Check the survey website for information - also there are several slide presentations on the capabilities of the survey package for analyzing survey data. This is a great package that has great tabulation abilities and great graphics potential.

This <page> has a great introduction to the theory behind survey weighting. The biggest take home message is that SPSS only does frequency weights and can't handle clustered samples (except in the complex survey package); STATA and R (with the survey package) allow you to use inverse probability weights, clustering and stratification. It is imperative that you know what sort of weights your data uses and make sure that you use weights in calculating all your statistics. The other issue with SPSS is that it does not calculate errors correctly with weighted data. R is free and does most of the complex functions required. 

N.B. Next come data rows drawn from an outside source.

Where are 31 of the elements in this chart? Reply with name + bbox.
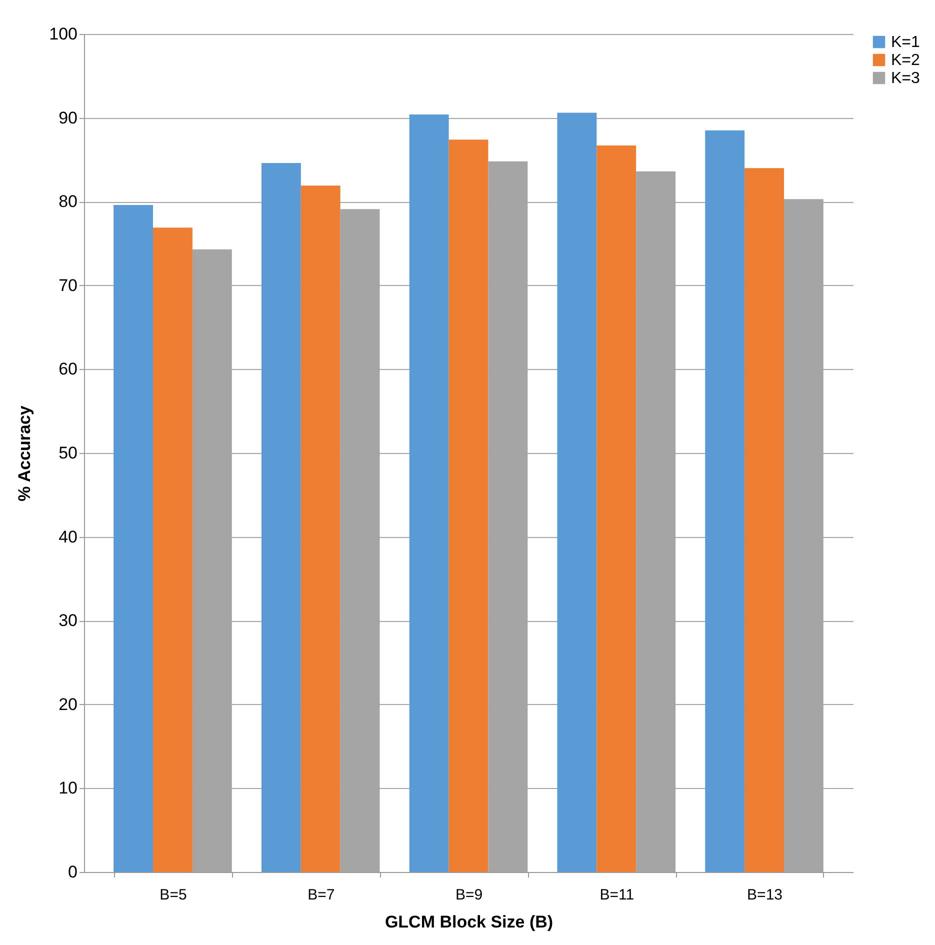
- y-tick-label: 60: [58, 360, 78, 379]
- y-tick-label: 30: [58, 611, 78, 630]
- x-tick-label: B=13: [747, 886, 782, 904]
- bar: [114, 204, 154, 872]
- x-tick-label: B=7: [308, 886, 335, 904]
- y-tick-label: 20: [58, 694, 78, 714]
- bar: [557, 112, 597, 872]
- y-axis-title: % Accuracy: [15, 405, 34, 502]
- y-tick-label: 70: [58, 276, 78, 295]
- bar: [300, 186, 340, 872]
- y-tick-label: 0: [68, 862, 78, 882]
- x-tick-label: B=11: [600, 886, 634, 904]
- y-tick-label: 10: [58, 778, 78, 798]
- bar: [448, 140, 488, 872]
- y-tick-label: 90: [58, 108, 78, 128]
- bar: [596, 145, 636, 872]
- legend-label: K=1: [891, 34, 920, 51]
- y-tick-label: 80: [58, 192, 78, 212]
- legend-label: K=3: [891, 70, 920, 87]
- bar: [705, 130, 745, 872]
- x-axis-title: GLCM Block Size (B): [384, 912, 554, 932]
- x-tick-label: B=9: [455, 886, 483, 904]
- legend-label: K=2: [891, 52, 920, 69]
- y-tick-label: 50: [58, 444, 78, 462]
- bar: [409, 114, 449, 872]
- bar: [261, 163, 301, 872]
- bar: [153, 228, 192, 872]
- x-tick-label: B=5: [160, 886, 187, 904]
- y-tick-label: 40: [58, 527, 78, 546]
- y-tick-label: 100: [49, 24, 78, 44]
- bar: [744, 168, 784, 872]
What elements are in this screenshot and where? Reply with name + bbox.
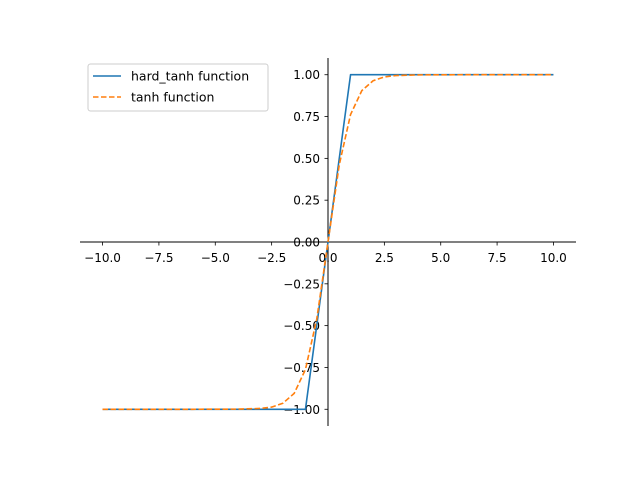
legend-box (87, 63, 269, 112)
x-tick-label: −2.5 (257, 251, 286, 265)
x-tick-label: 0.0 (318, 251, 337, 265)
y-tick-label: 0.50 (293, 152, 320, 166)
legend-label-1: tanh function (131, 90, 214, 105)
y-tick-label: 1.00 (293, 68, 320, 82)
y-tick-label: −0.75 (283, 361, 320, 375)
x-tick-label: 2.5 (375, 251, 394, 265)
y-tick-label: 0.00 (293, 236, 320, 250)
legend-label-0: hard_tanh function (131, 69, 249, 84)
y-tick-label: −0.25 (283, 277, 320, 291)
x-tick-label: 7.5 (488, 251, 507, 265)
x-tick-label: −5.0 (201, 251, 230, 265)
series-layer (102, 73, 554, 411)
x-tick-label: −10.0 (84, 251, 121, 265)
y-tick-label: 0.75 (293, 110, 320, 124)
y-tick-label: 0.25 (293, 194, 320, 208)
x-tick-label: 10.0 (540, 251, 567, 265)
x-tick-label: −7.5 (144, 251, 173, 265)
y-tick-label: −0.50 (283, 319, 320, 333)
legend: hard_tanh function tanh function (87, 63, 269, 112)
series-line-1 (102, 73, 554, 411)
x-tick-label: 5.0 (431, 251, 450, 265)
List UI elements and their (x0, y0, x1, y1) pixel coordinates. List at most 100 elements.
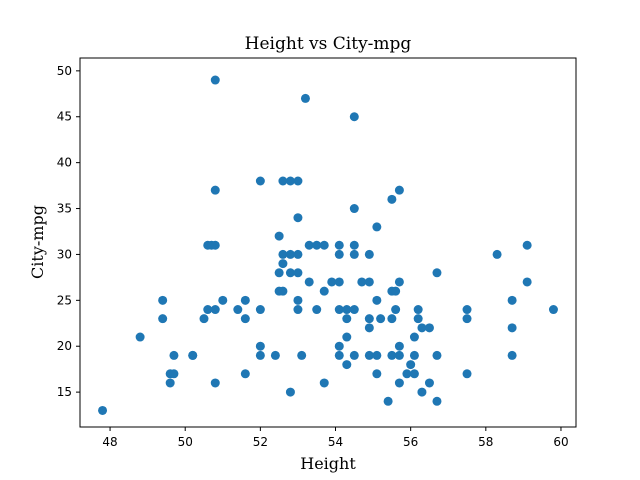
data-point (255, 305, 265, 315)
y-tick-label: 30 (57, 247, 72, 261)
y-tick-label: 50 (57, 64, 72, 78)
y-tick-label: 40 (57, 156, 72, 170)
data-point (342, 332, 352, 342)
data-point (432, 268, 442, 278)
data-point (364, 323, 374, 333)
data-point (492, 249, 502, 259)
data-point (413, 314, 423, 324)
data-point (285, 268, 295, 278)
data-point (387, 314, 397, 324)
data-point (98, 405, 108, 415)
data-point (334, 350, 344, 360)
plot-frame (79, 57, 577, 428)
data-point (255, 341, 265, 351)
data-point (417, 323, 427, 333)
data-point (432, 350, 442, 360)
data-point (349, 350, 359, 360)
data-point (402, 369, 412, 379)
data-point (391, 286, 401, 296)
data-point (409, 350, 419, 360)
data-point (394, 341, 404, 351)
data-point (293, 176, 303, 186)
x-tick-label: 48 (102, 435, 117, 449)
data-point (210, 75, 220, 85)
data-point (394, 350, 404, 360)
data-point (319, 240, 329, 250)
data-points (98, 75, 558, 415)
data-point (255, 176, 265, 186)
data-point (507, 323, 517, 333)
y-axis-ticks: 15 20 25 30 35 40 45 50 (57, 64, 80, 399)
data-point (364, 314, 374, 324)
data-point (394, 378, 404, 388)
data-point (522, 277, 532, 287)
data-point (218, 295, 228, 305)
data-point (312, 240, 322, 250)
data-point (548, 305, 558, 315)
data-point (342, 305, 352, 315)
data-point (293, 305, 303, 315)
data-point (406, 360, 416, 370)
y-axis-label: City-mpg (28, 205, 47, 279)
data-point (293, 295, 303, 305)
data-point (135, 332, 145, 342)
data-point (233, 305, 243, 315)
data-point (417, 387, 427, 397)
data-point (334, 341, 344, 351)
data-point (364, 249, 374, 259)
data-point (376, 314, 386, 324)
data-point (372, 295, 382, 305)
data-point (278, 259, 288, 269)
data-point (462, 369, 472, 379)
y-tick-label: 15 (57, 385, 72, 399)
data-point (255, 350, 265, 360)
data-point (293, 249, 303, 259)
data-point (240, 295, 250, 305)
data-point (364, 350, 374, 360)
data-point (312, 305, 322, 315)
data-point (342, 314, 352, 324)
data-point (158, 314, 168, 324)
data-point (278, 176, 288, 186)
data-point (188, 350, 198, 360)
x-axis-label: Height (300, 454, 356, 473)
data-point (383, 396, 393, 406)
data-point (424, 378, 434, 388)
data-point (387, 194, 397, 204)
data-point (274, 268, 284, 278)
data-point (424, 323, 434, 333)
data-point (297, 350, 307, 360)
data-point (210, 185, 220, 195)
data-point (210, 240, 220, 250)
y-tick-label: 25 (57, 293, 72, 307)
data-point (342, 360, 352, 370)
data-point (462, 314, 472, 324)
data-point (334, 277, 344, 287)
data-point (372, 222, 382, 232)
data-point (349, 112, 359, 122)
data-point (304, 240, 314, 250)
data-point (334, 249, 344, 259)
data-point (304, 277, 314, 287)
data-point (507, 295, 517, 305)
data-point (240, 314, 250, 324)
data-point (334, 305, 344, 315)
data-point (349, 204, 359, 214)
data-point (278, 286, 288, 296)
data-point (394, 277, 404, 287)
data-point (165, 378, 175, 388)
data-point (199, 314, 209, 324)
data-point (391, 305, 401, 315)
x-tick-label: 58 (478, 435, 493, 449)
data-point (409, 369, 419, 379)
data-point (432, 396, 442, 406)
y-tick-label: 35 (57, 202, 72, 216)
data-point (210, 378, 220, 388)
data-point (210, 305, 220, 315)
data-point (203, 305, 213, 315)
x-tick-label: 50 (178, 435, 193, 449)
data-point (293, 213, 303, 223)
data-point (274, 231, 284, 241)
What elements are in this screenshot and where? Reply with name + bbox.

Winship and Radbill point out the potential problems with using weights in OLS in this article. If you are performing regression on a weighted sample, you must consider the potential that WOLS will produce randomly wrong estimates of error in the coefficients. The general procedure is to run OLS and then WOLS and conduct an F-test to see if the models are substantially different. If they don't differ, OLS is to be preferred. If they are significantly different, then the context will determine which model to use. A frequent source of error is an underspecified model that does not include key interaction/non-linear terms. This can be found by creating an augmented equation that has the weights times the independent variables. If this doesn't produce better estimates, then the WOLS is the best way to go, but to estimate the errors with White's estimator.

Clustered samples provide a whole other problem that I haven't really sorted out, but the general idea is that in multistage clustered samples, the errors will often not be independent of each other or distributed with equal variances. In clustered samples, often it is not wise to utilize the sample weights because you will be amplifying the non-independence. A better strategy is to create a survey design object by specifying the clusters, but not the weights and then using this object for the regressions. 

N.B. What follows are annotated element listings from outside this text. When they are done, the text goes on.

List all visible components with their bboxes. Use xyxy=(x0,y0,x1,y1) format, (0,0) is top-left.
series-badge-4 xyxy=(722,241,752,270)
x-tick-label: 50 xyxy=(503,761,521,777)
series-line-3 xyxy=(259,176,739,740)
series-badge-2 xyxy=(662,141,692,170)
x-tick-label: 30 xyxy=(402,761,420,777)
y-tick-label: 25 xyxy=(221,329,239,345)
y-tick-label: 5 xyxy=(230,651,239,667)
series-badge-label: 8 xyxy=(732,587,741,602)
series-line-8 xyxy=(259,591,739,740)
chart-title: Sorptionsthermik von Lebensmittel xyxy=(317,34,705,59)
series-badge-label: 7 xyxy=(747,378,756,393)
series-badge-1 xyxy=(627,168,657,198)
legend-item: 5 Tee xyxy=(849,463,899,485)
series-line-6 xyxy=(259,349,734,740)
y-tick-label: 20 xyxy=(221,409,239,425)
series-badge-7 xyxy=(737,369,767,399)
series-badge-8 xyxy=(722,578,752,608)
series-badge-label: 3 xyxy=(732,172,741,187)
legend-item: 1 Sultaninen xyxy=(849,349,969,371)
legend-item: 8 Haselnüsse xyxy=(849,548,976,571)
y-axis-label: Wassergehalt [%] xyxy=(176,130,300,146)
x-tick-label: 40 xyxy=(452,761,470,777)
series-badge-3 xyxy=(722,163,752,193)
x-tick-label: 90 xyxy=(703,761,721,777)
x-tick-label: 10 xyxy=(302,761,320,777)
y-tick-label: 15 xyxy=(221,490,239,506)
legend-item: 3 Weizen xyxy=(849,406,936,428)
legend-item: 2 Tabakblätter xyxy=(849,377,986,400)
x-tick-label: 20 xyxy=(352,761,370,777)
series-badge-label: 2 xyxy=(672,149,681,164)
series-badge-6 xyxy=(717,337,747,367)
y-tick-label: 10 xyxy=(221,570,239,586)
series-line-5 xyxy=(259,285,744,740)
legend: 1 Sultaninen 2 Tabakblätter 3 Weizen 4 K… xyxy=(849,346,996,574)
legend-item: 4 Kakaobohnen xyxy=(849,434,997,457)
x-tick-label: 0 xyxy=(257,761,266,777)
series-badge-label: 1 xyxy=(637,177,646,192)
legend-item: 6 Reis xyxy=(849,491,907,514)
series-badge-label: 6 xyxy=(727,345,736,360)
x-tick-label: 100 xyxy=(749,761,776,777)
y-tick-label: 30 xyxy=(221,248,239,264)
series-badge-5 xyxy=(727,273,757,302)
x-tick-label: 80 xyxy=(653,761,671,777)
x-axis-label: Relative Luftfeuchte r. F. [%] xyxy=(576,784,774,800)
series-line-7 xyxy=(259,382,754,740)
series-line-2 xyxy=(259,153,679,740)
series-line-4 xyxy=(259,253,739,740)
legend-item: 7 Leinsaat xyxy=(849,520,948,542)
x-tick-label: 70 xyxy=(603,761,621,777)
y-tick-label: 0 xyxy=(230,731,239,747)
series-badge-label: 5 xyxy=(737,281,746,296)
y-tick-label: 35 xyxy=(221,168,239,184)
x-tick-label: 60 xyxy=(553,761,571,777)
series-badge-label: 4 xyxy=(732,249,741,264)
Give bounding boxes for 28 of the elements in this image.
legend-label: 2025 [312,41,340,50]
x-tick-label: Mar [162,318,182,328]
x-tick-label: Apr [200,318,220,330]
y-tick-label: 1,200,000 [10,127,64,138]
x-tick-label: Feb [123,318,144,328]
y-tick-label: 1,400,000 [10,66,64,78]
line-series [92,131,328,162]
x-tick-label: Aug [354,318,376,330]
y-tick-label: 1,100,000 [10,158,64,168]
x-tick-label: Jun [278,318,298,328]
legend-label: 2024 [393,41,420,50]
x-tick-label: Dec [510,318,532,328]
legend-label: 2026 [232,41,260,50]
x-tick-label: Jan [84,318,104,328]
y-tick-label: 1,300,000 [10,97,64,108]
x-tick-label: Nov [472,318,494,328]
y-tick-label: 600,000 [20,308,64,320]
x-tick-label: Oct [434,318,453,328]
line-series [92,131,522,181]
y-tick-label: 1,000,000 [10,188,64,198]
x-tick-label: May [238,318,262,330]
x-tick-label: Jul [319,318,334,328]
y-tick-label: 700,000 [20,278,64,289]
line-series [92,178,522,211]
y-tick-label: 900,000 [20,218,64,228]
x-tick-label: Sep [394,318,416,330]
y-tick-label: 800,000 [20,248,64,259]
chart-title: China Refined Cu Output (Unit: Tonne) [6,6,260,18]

In terms of coping with complex survey design, I think the best rule of thumb is if using vs. not using weights and/or clusters changes your substantive results, then you probably don't want to hang you hat (or your paper) on these results.

Important Survey Functions
#not well documented in the survey package, but very useful when you don't want to use t-tests
svymean() #means...
svyttest() #ttests...
svyglm() # FOR OLS AND LOGISTIC (family="quasibinomial" argument added)
svyby(x~y,data,svymean) - Cross tabs with row and columns sums and proportions 
svytable() #tables
svymean(~interaction(health,region),na.rm=T) #this returns the proportion of health over the total region.